In order to provide integrated services to the investors, a ‘one-door approval system’ has been established and fully operated under the Investment Board Nepal. A strategy has been formulated for the protection and promotion of the private sector to boost the morale of the private sector.
Bilateral talks on signing a double taxation exemption agreement with the United Kingdom and negotiations with the United Arab Emirates (UAE) have been initiated.
The implementation of international tax and financial transparency standards has been initiated. It is included in the public information that the ‘Transfer Pricing’ directive has been issued and the legal provisions in the Finance Bill, 2083 have been made in this regard.
Additional powers have been delegated to representatives of 14 different agencies based in the one-stop service centre operated by the Department of Industry. The employees deputed at the Single Stop Service Center of the Department of Industry have been delegated authority to issue tax registration certificate from the tax officer.
The concept paper of the Rapid Response Mechanism for Strengthening Industrial and Occupational Safety has been approved. A total of 15,439 Armed Police Force teams have been kept on standby for emergency situations in all 77 districts. Arrangements have been made to set up the District Industrial Commercial Security Coordination Committee.

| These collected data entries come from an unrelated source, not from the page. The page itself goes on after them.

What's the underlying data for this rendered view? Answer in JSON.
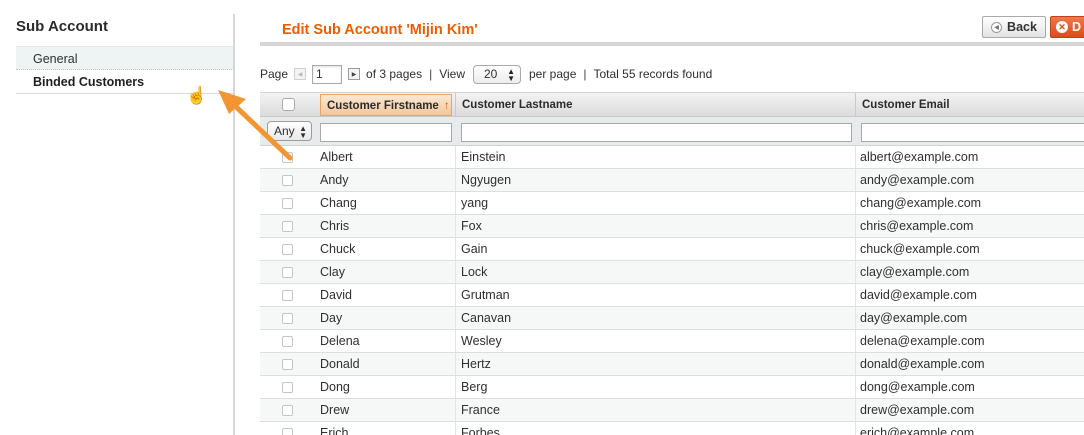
{
  "sidebar": {
    "title": "Sub Account",
    "tabs": [
      {
        "label": "General"
      },
      {
        "label": "Binded Customers"
      }
    ]
  },
  "header": {
    "title": "Edit Sub Account 'Mijin Kim'",
    "back_label": "Back",
    "delete_label": "D"
  },
  "pager": {
    "page_label": "Page",
    "page_value": "1",
    "of_pages": "of 3 pages",
    "view_label": "View",
    "view_value": "20",
    "per_page": "per page",
    "total": "Total 55 records found"
  },
  "grid": {
    "columns": [
      "Customer Firstname",
      "Customer Lastname",
      "Customer Email"
    ],
    "sort_icon": "arrow-up",
    "filter_any": "Any",
    "rows": [
      {
        "first": "Albert",
        "last": "Einstein",
        "email": "albert@example.com"
      },
      {
        "first": "Andy",
        "last": "Ngyugen",
        "email": "andy@example.com"
      },
      {
        "first": "Chang",
        "last": "yang",
        "email": "chang@example.com"
      },
      {
        "first": "Chris",
        "last": "Fox",
        "email": "chris@example.com"
      },
      {
        "first": "Chuck",
        "last": "Gain",
        "email": "chuck@example.com"
      },
      {
        "first": "Clay",
        "last": "Lock",
        "email": "clay@example.com"
      },
      {
        "first": "David",
        "last": "Grutman",
        "email": "david@example.com"
      },
      {
        "first": "Day",
        "last": "Canavan",
        "email": "day@example.com"
      },
      {
        "first": "Delena",
        "last": "Wesley",
        "email": "delena@example.com"
      },
      {
        "first": "Donald",
        "last": "Hertz",
        "email": "donald@example.com"
      },
      {
        "first": "Dong",
        "last": "Berg",
        "email": "dong@example.com"
      },
      {
        "first": "Drew",
        "last": "France",
        "email": "drew@example.com"
      },
      {
        "first": "Erich",
        "last": "Forbes",
        "email": "erich@example.com"
      }
    ]
  },
  "colors": {
    "accent": "#eb5e00",
    "annotation_arrow": "#f39530"
  }
}
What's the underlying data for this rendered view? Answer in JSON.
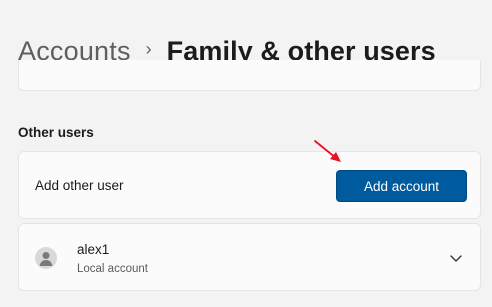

Relief, tax, exemption, concessions and other monetary facilities have been provided to the industries, trades, business establishments and economic activities affected by the Genji movement by preparing an integrated business revival plan. The Nepal Rastra Bank (NRB) can reschedule and restructure loans given to industries, trades, businesses, establishments and other borrowers directly affected by the extraordinary situation created during the Zenji movement.
The minimum stock in the national food store has been maintained at 8,000 metric tonnes and 25,000 metric tonnes respectively.